Los dos primeros en asistir a las víctimas
Son guardias privados que estaban en una garita ubicada a unos 20 metros del geriátrico.
Jorge Guzmán y Marcelo Vergara se protegían del frío dentro de la garita, pero se alertaron por los gritos de una mujer que salía del geriátrico. Los guardias privados de la esquina de Otero y Matorras distinguieron luego que la enfermera Noemí Quirós los llamaba, alarmada. “Pensé: ‘se cayó un abuelo’”, relató Jorge. Pero ella les aclaró inmediatamente: “No, apúrense, que hay fuego”.
Al llegar al hogar de ancianos una abuela abrió la puerta y tras ella salían columnas de humo espeso y negro. “Llamá a la Policía”, dijo Jorge a su compañero. El primero hizo todo lo posible para que la abuela, de-sorientada, no entrara a la casa. “A la enfermera no sabía cómo frenarla para tenerla afuera, no paraba de gritar porque quería entrar a salvar a los viejitos”, recuerda Jorge.
Los dos guardias querían entrar pero el humo era impenetrable: “No se podía respirar ahí adentro”, coincidieron. Abrazado por el calor, Jorge sintió un leve quejido, apenas audible. No veía nada, pero logró arrastrarse por el living y alcanzó a tantear una silla, donde estaba sentada una abuela. “La sacamos y la dejamos en el jardín”, recuerda.
Era imposible entrar. Llegó la Policía y con los vigiladores comenzaron a romper ventanas para que se despejara el humo, pero éste era tan espeso que las personas que estaban en la calle también se ahogaban.
Minutos más tarde llegó Fernando Manzur (padre) que con su camioneta logró derribar el portón que comunica con el pasillo lateral que permite el ingreso por detrás, donde estaba el origen de las llamas. Entonces, los policías pudieron ingresar y sacar a otras cuatro mujeres.
Como los Manzur, los vigiladores valoraron el coraje de los uniformados que se perdieron en la humareda para rescatar las abuelas. Varios de ellos también recibieron oxígeno por principio de asfixia.
Algunas mujeres quedaron tendidas en el jardín de la casa del frente. Dos murieron en el lugar, otra camino a la clínica Caraffa.Mientras, en la casa de los Manzur se montó una suerte de consultorio de primeros auxilios, con otras cuatro internadas, en mejor condición pero muy desorientadas (ver aparte).
Impotencia. Los dos vigiladores que anoche, como todos los días, tomaron su puesto a las 20 para iniciar la guardia de 12 horas, no sienten más que tristeza e impotencia por lo sucedido.
“Es una experiencia fea, porque no pudimos sacar a más abuelos. Es triste para uno que vive esto por primera vez. Quisiéramos haber tenido una mascarilla o un matafuegos, para poder entrar”, relató Jorge.
Algo parecido dijo Marcelo, conmocionado por haber “tenido que ver cómo se quemaban los abuelos”.
“Tendría que haber más seguridad en estos lugares, un matafuegos a mano, la Policía tendría que tener una ‘linga’ en sus móviles y los bomberos tendrían que haber demorado menos que 25 minutos”.

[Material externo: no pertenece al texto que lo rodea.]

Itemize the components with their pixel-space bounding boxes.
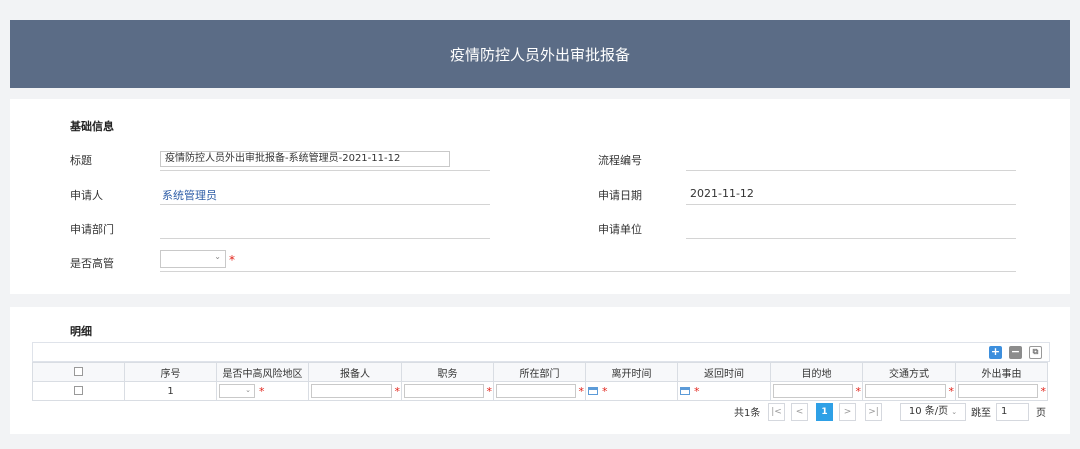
- return-time-cell: *: [677, 381, 771, 401]
- position-input[interactable]: [404, 384, 484, 398]
- calendar-icon[interactable]: [588, 387, 598, 395]
- detail-toolbar: + − ⧉: [32, 342, 1050, 362]
- senior-required-mark: *: [229, 253, 235, 267]
- required-mark: *: [1040, 385, 1047, 398]
- chevron-down-icon: ⌄: [214, 252, 221, 261]
- reason-cell: *: [955, 381, 1048, 401]
- title-field[interactable]: 疫情防控人员外出审批报备-系统管理员-2021-11-12: [160, 151, 450, 167]
- department-cell: *: [493, 381, 586, 401]
- risk-area-cell: ⌄ *: [216, 381, 309, 401]
- page-header: 疫情防控人员外出审批报备: [10, 20, 1070, 88]
- chevron-down-icon: ⌄: [951, 408, 958, 416]
- first-page-button[interactable]: |<: [768, 403, 785, 421]
- required-mark: *: [694, 385, 700, 398]
- add-row-button[interactable]: +: [989, 346, 1002, 359]
- row-index: 1: [124, 381, 217, 401]
- column-header: 职务: [401, 362, 494, 382]
- page-size-value: 10 条/页: [908, 406, 949, 417]
- unit-label: 申请单位: [598, 223, 642, 236]
- column-header: 目的地: [770, 362, 863, 382]
- column-header: 报备人: [308, 362, 402, 382]
- transport-cell: *: [862, 381, 956, 401]
- remove-row-button[interactable]: −: [1009, 346, 1022, 359]
- column-header: 离开时间: [585, 362, 678, 382]
- jump-label: 跳至: [971, 408, 991, 419]
- apply-date-underline: [686, 204, 1016, 205]
- page-size-select[interactable]: 10 条/页 ⌄: [900, 403, 966, 421]
- unit-field[interactable]: [686, 238, 1016, 239]
- required-mark: *: [486, 385, 493, 398]
- column-header: 外出事由: [955, 362, 1048, 382]
- dept-field[interactable]: [160, 238, 490, 239]
- process-no-underline: [686, 170, 1016, 171]
- basic-info-panel: 基础信息 标题 疫情防控人员外出审批报备-系统管理员-2021-11-12 流程…: [10, 99, 1070, 294]
- row-select-cell[interactable]: [32, 381, 125, 401]
- table-row: 1 ⌄ * * * * * * * * *: [32, 381, 1048, 401]
- applicant-value[interactable]: 系统管理员: [162, 187, 217, 203]
- required-mark: *: [602, 385, 608, 398]
- position-cell: *: [401, 381, 494, 401]
- page-title: 疫情防控人员外出审批报备: [449, 45, 630, 64]
- page-unit-label: 页: [1036, 408, 1046, 419]
- prev-page-button[interactable]: <: [791, 403, 808, 421]
- leave-time-cell: *: [585, 381, 678, 401]
- senior-label: 是否高管: [70, 257, 114, 270]
- select-all-header[interactable]: [32, 362, 125, 382]
- reason-input[interactable]: [958, 384, 1038, 398]
- detail-panel: 明细 + − ⧉ 序号 是否中高风险地区 报备人 职务 所在部门 离开时间 返回…: [10, 307, 1070, 434]
- column-header: 返回时间: [677, 362, 771, 382]
- senior-underline: [160, 271, 1016, 272]
- row-checkbox[interactable]: [74, 386, 83, 395]
- column-header: 序号: [124, 362, 217, 382]
- basic-info-title: 基础信息: [70, 120, 114, 133]
- destination-input[interactable]: [773, 384, 853, 398]
- required-mark: *: [948, 385, 955, 398]
- applicant-underline: [160, 204, 490, 205]
- required-mark: *: [259, 385, 265, 398]
- last-page-button[interactable]: >|: [865, 403, 882, 421]
- applicant-label: 申请人: [70, 189, 103, 202]
- pager-total: 共1条: [734, 408, 761, 419]
- page-1-button[interactable]: 1: [816, 403, 833, 421]
- select-all-checkbox[interactable]: [74, 367, 83, 376]
- table-header-row: 序号 是否中高风险地区 报备人 职务 所在部门 离开时间 返回时间 目的地 交通…: [32, 362, 1048, 382]
- calendar-icon[interactable]: [680, 387, 690, 395]
- column-header: 所在部门: [493, 362, 586, 382]
- copy-row-button[interactable]: ⧉: [1029, 346, 1042, 359]
- next-page-button[interactable]: >: [839, 403, 856, 421]
- title-underline: [160, 170, 490, 171]
- required-mark: *: [394, 385, 401, 398]
- risk-area-select[interactable]: ⌄: [219, 384, 255, 398]
- jump-page-input[interactable]: 1: [996, 403, 1029, 421]
- required-mark: *: [855, 385, 862, 398]
- reporter-input[interactable]: [311, 384, 392, 398]
- chevron-down-icon: ⌄: [245, 386, 251, 394]
- detail-title: 明细: [70, 325, 92, 338]
- title-label: 标题: [70, 154, 92, 167]
- transport-input[interactable]: [865, 384, 946, 398]
- required-mark: *: [578, 385, 585, 398]
- senior-select[interactable]: ⌄: [160, 250, 226, 268]
- column-header: 交通方式: [862, 362, 956, 382]
- reporter-cell: *: [308, 381, 402, 401]
- dept-label: 申请部门: [70, 223, 114, 236]
- apply-date-label: 申请日期: [598, 189, 642, 202]
- detail-table: 序号 是否中高风险地区 报备人 职务 所在部门 离开时间 返回时间 目的地 交通…: [32, 362, 1048, 401]
- destination-cell: *: [770, 381, 863, 401]
- process-no-label: 流程编号: [598, 154, 642, 167]
- column-header: 是否中高风险地区: [216, 362, 309, 382]
- department-input[interactable]: [496, 384, 576, 398]
- apply-date-value: 2021-11-12: [690, 187, 754, 200]
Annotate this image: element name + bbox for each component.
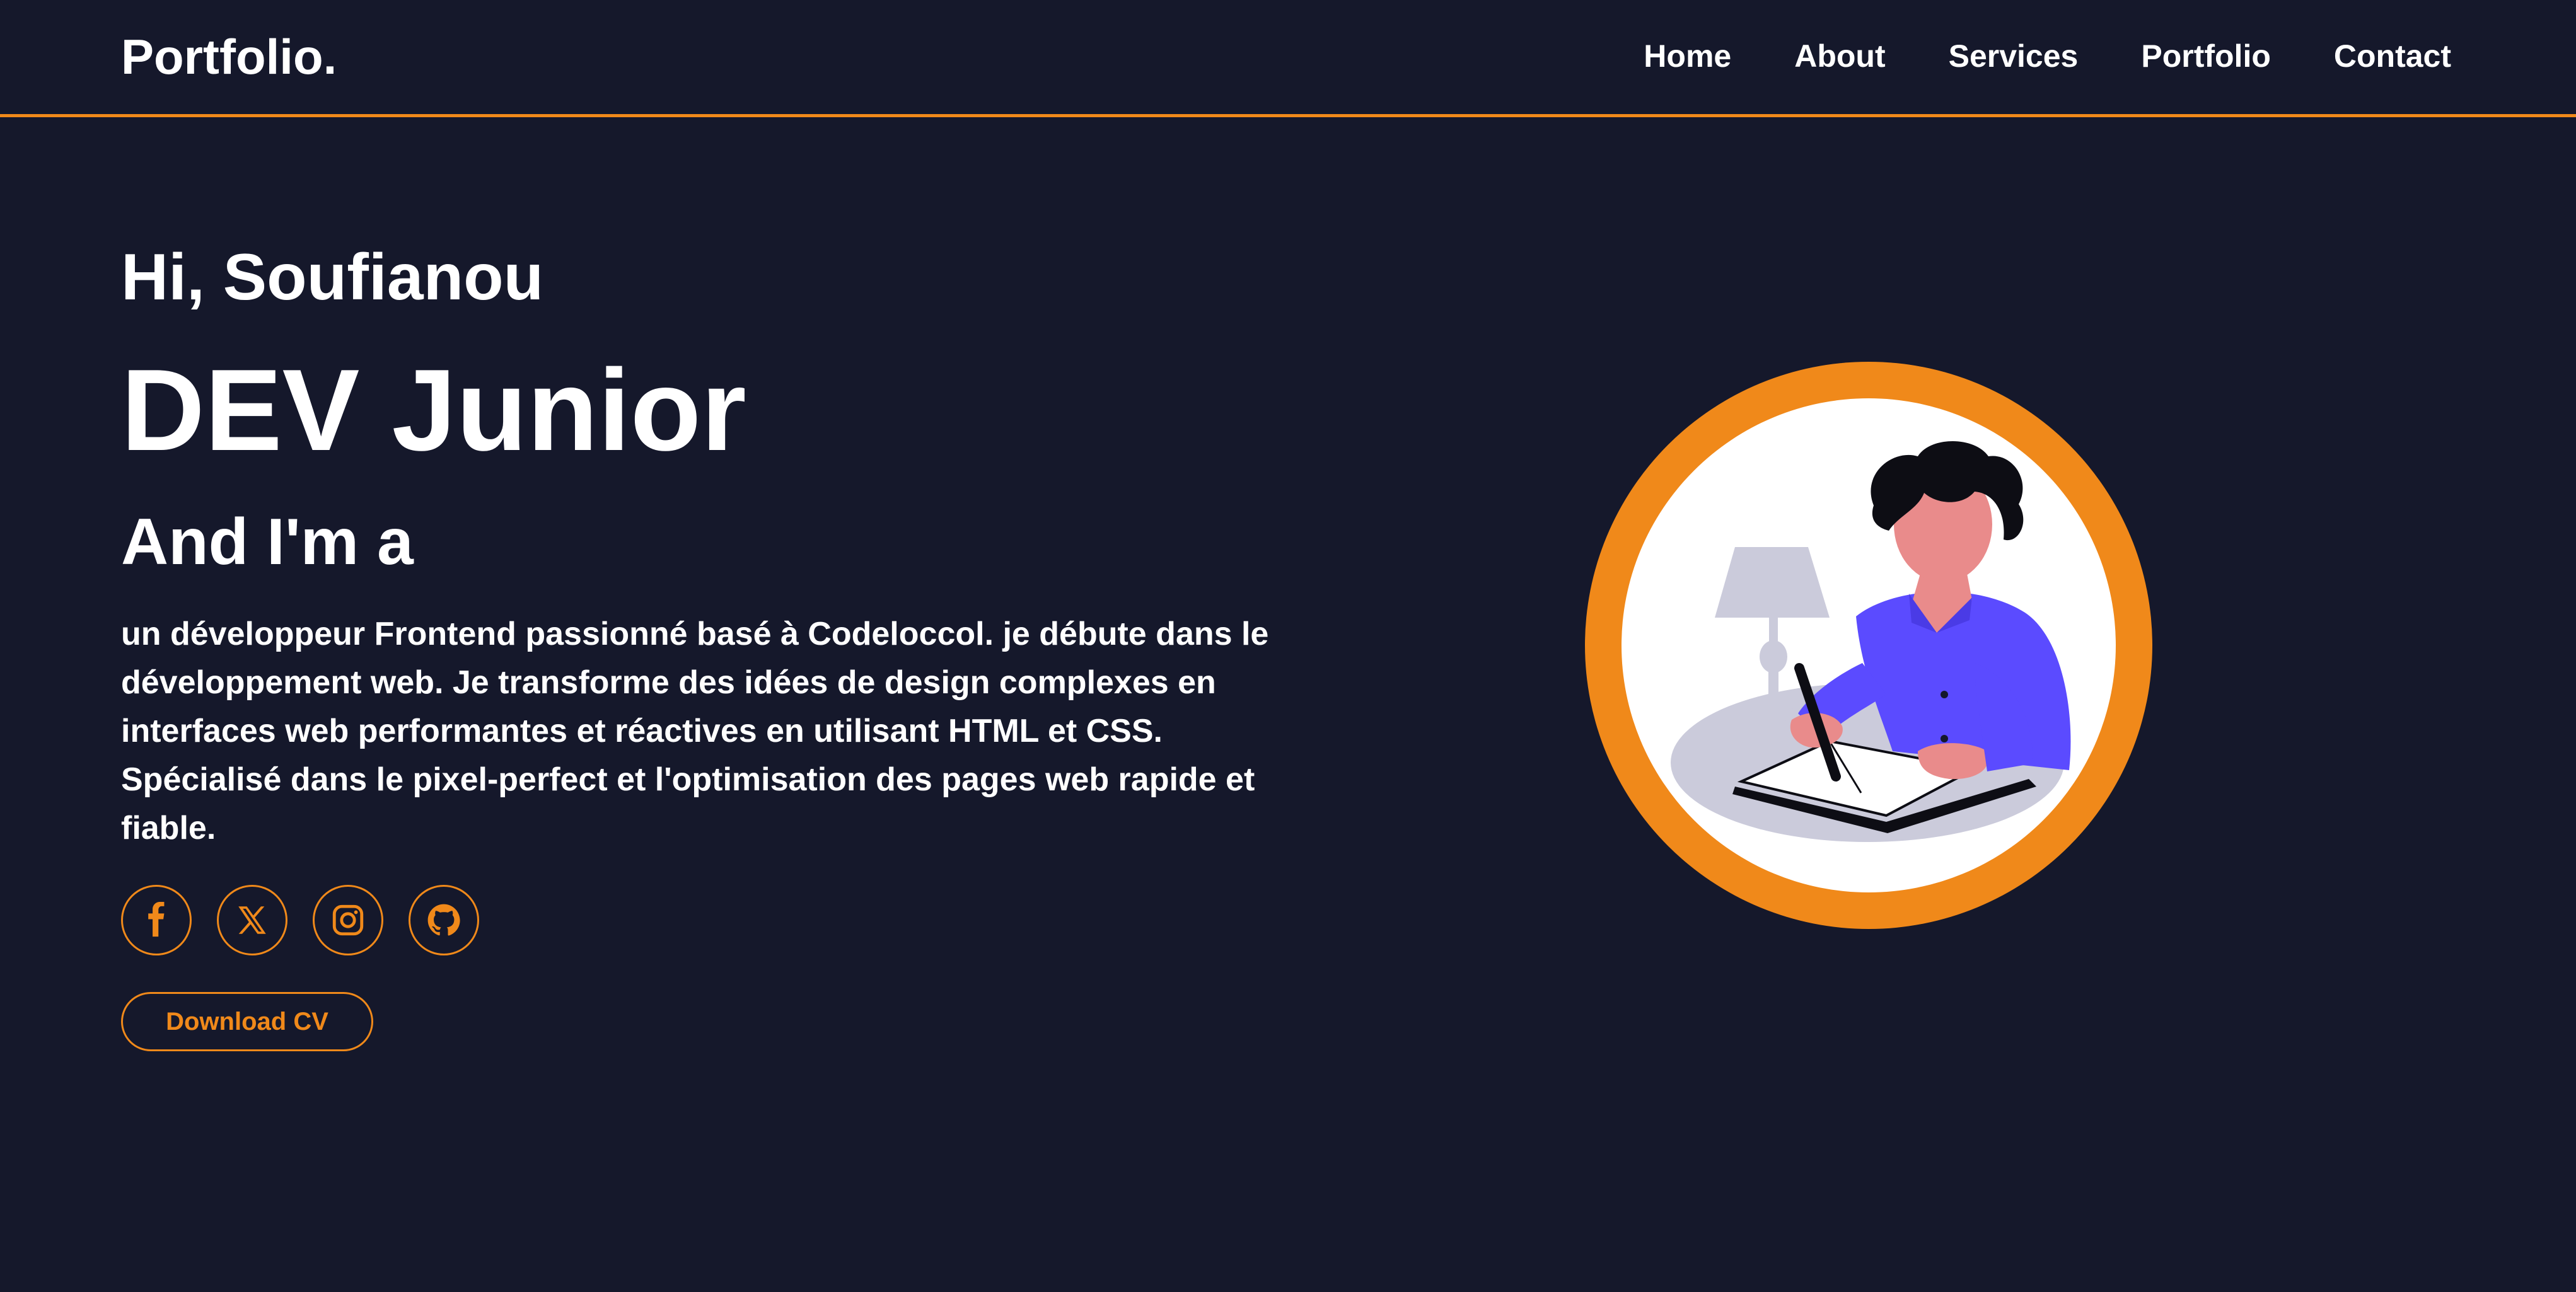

Para graficar la desazón de no poder salvar más vidas, Marcelo dice: “Es muy feo lo que se vive por ver la habitación donde estaban quemándose los abuelos. Porque en la desesperación no podemos hacer absolutamente nada. Al no poder abrir, el humo no nos dejó ingresar para salvarlos”.
De igual manera, el vigilador dice que nunca más se va a olvidar de la madrugada negra que le tocó vivir. “Ver a los abuelos tirados en el suelo, ya muertos por asfixia y la ausencia de ambulancias que no llegaban para socorrerlos, no es fácil de soportar”, concluyó.
Orlando Milani vive al frente del geriátrico, en la esquina de Matorras y Otero. En su jardín se depositaron los primeros abuelos que sacaron del geriátrico, dos de los cuales habrían muerto allí. Él cuenta: “Había mucho humo, incluso acá en la calle, no se podía respirar bien. Todo empezó a eso de las 5 menos 20, y la Policía llegó enseguida, primero fue un patrullero, después otro y a los pocos minutos llegaron a ser hasta 15 ó 20 patrulleros. No obstante, no tenían ni un hacha para romper los vidrios”.